Karani Leadership
What does your company do?
Karani is an African creative entrepreneurial leadership development consultancy. We work with influential African leaders and businesses to address challenges faced by various players in the development sector, specifically those in: 1) Human Capital Development, 2) Creative & Cultural Industries, and 3) Development Finance.
Karani envisions a world where Africans have money and other resources to live in abundance. Africans in Africa and the diaspora are the primary thought leaders on African business and culture on the global stage. It’s a world where African women are central in transforming business and cultural systems globally.
It is with this vision in mind that we have made it our mission to equip African creative entrepreneurs with thought leadership about Africans thriving and living in creative, cognitive and financial abundance.
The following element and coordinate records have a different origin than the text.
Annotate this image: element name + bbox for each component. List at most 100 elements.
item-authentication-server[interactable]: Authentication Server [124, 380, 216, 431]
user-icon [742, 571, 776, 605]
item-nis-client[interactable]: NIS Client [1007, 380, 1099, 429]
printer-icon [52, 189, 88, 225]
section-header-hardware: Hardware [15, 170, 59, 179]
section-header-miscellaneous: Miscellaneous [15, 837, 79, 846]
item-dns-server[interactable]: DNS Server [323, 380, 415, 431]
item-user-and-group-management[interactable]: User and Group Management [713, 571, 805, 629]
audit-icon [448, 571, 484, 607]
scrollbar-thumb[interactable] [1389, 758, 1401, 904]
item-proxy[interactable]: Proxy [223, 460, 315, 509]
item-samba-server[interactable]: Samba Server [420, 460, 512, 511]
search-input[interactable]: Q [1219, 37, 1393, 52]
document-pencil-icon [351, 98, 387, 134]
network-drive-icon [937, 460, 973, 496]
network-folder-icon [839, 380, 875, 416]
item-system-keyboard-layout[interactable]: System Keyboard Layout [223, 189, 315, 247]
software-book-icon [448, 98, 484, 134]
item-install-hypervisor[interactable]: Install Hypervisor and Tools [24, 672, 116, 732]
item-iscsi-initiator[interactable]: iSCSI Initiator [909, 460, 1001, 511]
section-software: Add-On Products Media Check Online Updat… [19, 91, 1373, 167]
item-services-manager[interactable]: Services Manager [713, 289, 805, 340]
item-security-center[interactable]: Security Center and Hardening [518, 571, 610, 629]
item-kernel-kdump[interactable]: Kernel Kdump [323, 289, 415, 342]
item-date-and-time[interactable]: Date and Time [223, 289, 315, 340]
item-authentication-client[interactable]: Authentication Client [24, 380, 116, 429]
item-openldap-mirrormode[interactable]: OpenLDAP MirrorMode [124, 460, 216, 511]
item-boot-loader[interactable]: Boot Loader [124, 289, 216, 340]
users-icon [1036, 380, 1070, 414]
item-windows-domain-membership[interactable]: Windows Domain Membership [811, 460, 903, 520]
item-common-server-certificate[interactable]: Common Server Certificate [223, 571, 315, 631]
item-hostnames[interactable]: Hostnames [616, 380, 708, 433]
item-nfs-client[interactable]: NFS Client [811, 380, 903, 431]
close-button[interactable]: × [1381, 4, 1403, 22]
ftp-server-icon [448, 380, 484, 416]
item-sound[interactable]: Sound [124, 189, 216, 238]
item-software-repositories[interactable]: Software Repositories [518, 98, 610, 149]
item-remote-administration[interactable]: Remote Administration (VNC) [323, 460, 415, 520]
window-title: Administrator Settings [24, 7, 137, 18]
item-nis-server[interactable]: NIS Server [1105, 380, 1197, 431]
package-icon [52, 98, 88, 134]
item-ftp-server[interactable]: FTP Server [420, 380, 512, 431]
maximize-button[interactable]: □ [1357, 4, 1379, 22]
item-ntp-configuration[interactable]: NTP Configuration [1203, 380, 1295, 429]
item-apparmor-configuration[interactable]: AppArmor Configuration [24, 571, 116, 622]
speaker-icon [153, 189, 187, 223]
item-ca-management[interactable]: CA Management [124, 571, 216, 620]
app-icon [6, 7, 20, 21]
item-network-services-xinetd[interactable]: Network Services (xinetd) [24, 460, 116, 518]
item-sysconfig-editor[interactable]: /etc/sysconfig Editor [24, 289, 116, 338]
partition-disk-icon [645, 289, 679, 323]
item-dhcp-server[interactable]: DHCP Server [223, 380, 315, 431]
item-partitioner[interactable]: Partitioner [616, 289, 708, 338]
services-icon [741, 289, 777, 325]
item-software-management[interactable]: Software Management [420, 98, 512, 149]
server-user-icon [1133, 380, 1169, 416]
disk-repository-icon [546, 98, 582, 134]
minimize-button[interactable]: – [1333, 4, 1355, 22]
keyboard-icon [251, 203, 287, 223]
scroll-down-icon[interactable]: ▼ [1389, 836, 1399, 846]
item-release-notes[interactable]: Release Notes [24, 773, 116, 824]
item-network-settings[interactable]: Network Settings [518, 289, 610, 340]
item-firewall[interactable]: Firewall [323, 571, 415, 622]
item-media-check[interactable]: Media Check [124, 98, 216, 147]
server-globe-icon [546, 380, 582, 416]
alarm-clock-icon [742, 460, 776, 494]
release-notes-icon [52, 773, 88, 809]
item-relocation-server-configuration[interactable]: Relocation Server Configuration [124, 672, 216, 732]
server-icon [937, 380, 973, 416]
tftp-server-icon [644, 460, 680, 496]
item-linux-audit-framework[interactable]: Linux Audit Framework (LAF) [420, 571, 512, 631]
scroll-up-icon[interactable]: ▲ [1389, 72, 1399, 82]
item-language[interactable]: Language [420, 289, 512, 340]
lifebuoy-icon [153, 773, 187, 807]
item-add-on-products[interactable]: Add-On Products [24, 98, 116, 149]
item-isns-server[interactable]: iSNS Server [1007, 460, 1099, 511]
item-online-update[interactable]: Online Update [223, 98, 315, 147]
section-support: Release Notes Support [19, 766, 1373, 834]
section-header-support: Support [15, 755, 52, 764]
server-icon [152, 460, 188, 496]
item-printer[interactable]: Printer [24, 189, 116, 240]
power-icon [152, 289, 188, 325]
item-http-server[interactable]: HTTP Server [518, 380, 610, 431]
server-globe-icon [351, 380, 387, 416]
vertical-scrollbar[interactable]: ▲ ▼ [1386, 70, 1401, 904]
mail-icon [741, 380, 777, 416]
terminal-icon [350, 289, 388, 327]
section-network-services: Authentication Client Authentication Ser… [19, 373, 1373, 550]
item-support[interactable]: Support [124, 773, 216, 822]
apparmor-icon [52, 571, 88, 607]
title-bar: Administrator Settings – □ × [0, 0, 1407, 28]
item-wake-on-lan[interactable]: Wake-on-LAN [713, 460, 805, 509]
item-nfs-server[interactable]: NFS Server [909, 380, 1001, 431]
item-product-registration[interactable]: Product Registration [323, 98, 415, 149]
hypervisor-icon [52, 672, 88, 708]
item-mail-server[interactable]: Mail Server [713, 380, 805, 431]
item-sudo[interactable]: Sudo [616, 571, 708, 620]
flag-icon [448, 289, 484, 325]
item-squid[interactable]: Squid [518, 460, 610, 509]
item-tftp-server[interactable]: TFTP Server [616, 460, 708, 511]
THE 2030 AUDACIOUS GOAL: Capacitate and finance 100 Creative Women Industrialists by 2030
These are women business owners who own the next wave of scaled production companies, media houses, creative retail stores, digital agencies, animation studios, makers-spaces, musicians, artists and art curators, fashion enterprises and writers.
What is your biggest success?
One of my proudest moments as an entrepreneur was in 2021, when we launched our second funded Creative Resilience Program in partnership with a German development agency. We managed to fund creatives to maintain their business through the Covid-19 global pandemic. The program interventions, personal and life coaching to accompany the funding, we managed to keep critical women-owned business afloat.
Over 80% of those businesses are still currently in operation, and are earmarked for the next phase of development and funding!
But honestly, it's also really powerful for me that as a business, we survived the Coronavirus pandemic alongside the businesses we kept alive; especially when many (big) businesses failed and shut down. I won't get tired of saying that is a really awesome success milestone worth celebrating for Karani! And I work with that gratitude in my heart daily.
What has been your biggest hurdle?
The biggest hurdle for Karani (and me as Founder) has been finding the right people-model and business-model mix that works and helps us scale operations. It's felt like we're often forced to choose between the two.
To explain further: When we've had the best team, we've hard some of the hardest financial crises in the business (e.g. the most AWESOME team navigated Covid-19!). And then we'd sadly struggle to keep this staff. But when were financially up and generating 2x the previous months'/years' revenues; gearing up for scaled expansion on other regions, we had a team that just couldn't deliver on the requirements.
This has been one of my biggest frustrations as an entrepreneur, trying to figure out what model works best for the business and its people? I'm starting to accept the old idiom that A-Team B-Plan is probably what I need to accept as a early stage enterprise mix.